Dessert in a crock pot or slow cooker is a lovely thing. No need to heat up the kitchen and a fabulous dessert is warm and waiting to eat when you are ready. This Crock Pot Lava Cake is simply amazing!
Start by soaking the cashews for the cream sauce icing. To do this simply place the cashews in a bowl or blender and cover with water by an inch, then cover and soak at room temp for around 3 hours. If you're in a hurry you can soak them for 15 minutes in very hot but not boiling water. Set them to the side while beginning on the cake.
In a large bowl, sift both flours to make the cake lighter (this is optional), then add other dry cake ingredients--sugar, baking soda, baking powder, salt--and whisk together.
In a medium bowl, combine the wet cake ingredients--almond milk, maple syrup, apple sauce, vanilla, vinegar--and whisk together well.
Pour the wet mixture into the dry ingredients and mix well. Pour into crock pot.
Now, it's time to make the cream icing by draining water from the soaking cashews.
Place drained cashews in a blender with other icing ingredients and blend on high for about a minute or until smooth and creamy.
Pour cashew cream over the cake batter in the crock pot.
Set the slow cooker to low and cook for approximately 3 hours. Crockpot temperatures differ, so check regularly. Instructions for cooking on a higher setting are included in the article above.
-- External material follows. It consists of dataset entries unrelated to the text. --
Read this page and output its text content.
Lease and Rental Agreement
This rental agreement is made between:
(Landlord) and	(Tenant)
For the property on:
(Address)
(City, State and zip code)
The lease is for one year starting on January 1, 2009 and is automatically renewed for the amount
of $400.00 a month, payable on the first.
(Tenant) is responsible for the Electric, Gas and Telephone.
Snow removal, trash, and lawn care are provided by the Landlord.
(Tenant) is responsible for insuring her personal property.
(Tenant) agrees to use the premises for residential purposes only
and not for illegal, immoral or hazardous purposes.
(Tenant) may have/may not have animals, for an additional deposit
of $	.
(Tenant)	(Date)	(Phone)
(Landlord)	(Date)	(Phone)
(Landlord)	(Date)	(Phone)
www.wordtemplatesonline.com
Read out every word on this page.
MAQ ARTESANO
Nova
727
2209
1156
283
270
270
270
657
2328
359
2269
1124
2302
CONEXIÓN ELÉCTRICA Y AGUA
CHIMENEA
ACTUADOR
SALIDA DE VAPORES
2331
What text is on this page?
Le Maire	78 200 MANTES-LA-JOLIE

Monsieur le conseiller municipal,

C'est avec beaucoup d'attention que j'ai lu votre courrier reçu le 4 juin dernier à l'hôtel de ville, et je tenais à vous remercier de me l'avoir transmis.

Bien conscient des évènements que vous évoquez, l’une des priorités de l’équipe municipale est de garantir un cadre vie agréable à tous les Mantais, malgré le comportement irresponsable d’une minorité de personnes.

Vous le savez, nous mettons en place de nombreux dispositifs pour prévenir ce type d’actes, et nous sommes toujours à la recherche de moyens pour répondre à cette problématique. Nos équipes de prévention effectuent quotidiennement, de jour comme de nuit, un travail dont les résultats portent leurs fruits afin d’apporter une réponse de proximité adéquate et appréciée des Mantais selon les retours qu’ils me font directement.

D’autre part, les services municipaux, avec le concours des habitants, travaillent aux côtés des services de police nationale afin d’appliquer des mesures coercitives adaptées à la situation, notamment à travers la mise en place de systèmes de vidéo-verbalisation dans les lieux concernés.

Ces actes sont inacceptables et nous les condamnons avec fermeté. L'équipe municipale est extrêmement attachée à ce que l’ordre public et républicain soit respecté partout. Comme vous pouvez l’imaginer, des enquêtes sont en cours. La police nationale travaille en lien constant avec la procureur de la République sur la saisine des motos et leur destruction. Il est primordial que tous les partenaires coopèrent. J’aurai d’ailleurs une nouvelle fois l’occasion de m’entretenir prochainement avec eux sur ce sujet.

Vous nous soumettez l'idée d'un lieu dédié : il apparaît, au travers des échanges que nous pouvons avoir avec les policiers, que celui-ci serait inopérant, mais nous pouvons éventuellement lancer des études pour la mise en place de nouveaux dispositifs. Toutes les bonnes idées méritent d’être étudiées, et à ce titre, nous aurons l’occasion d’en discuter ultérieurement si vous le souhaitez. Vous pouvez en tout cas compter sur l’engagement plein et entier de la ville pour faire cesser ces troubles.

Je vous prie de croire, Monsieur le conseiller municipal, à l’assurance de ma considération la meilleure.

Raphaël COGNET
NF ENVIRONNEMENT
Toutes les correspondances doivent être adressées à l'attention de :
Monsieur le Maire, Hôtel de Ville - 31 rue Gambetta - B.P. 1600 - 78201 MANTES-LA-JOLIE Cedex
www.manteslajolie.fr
Serve warm and top with a few walnuts and dairy-free chocolate chips if desired.
Video
Notes
Detailed instructions, in-process photos, and my personal helpful tips can be found in the article above.
Tips for crockpot vanilla cake
This cake is not gluten-free, but this link to the Minimalist Baker will help adjust it for those that want to give it a try.
The basic recipe serves about 6-8 people, so if you are making this for a crowd, I suggest making a double-batch.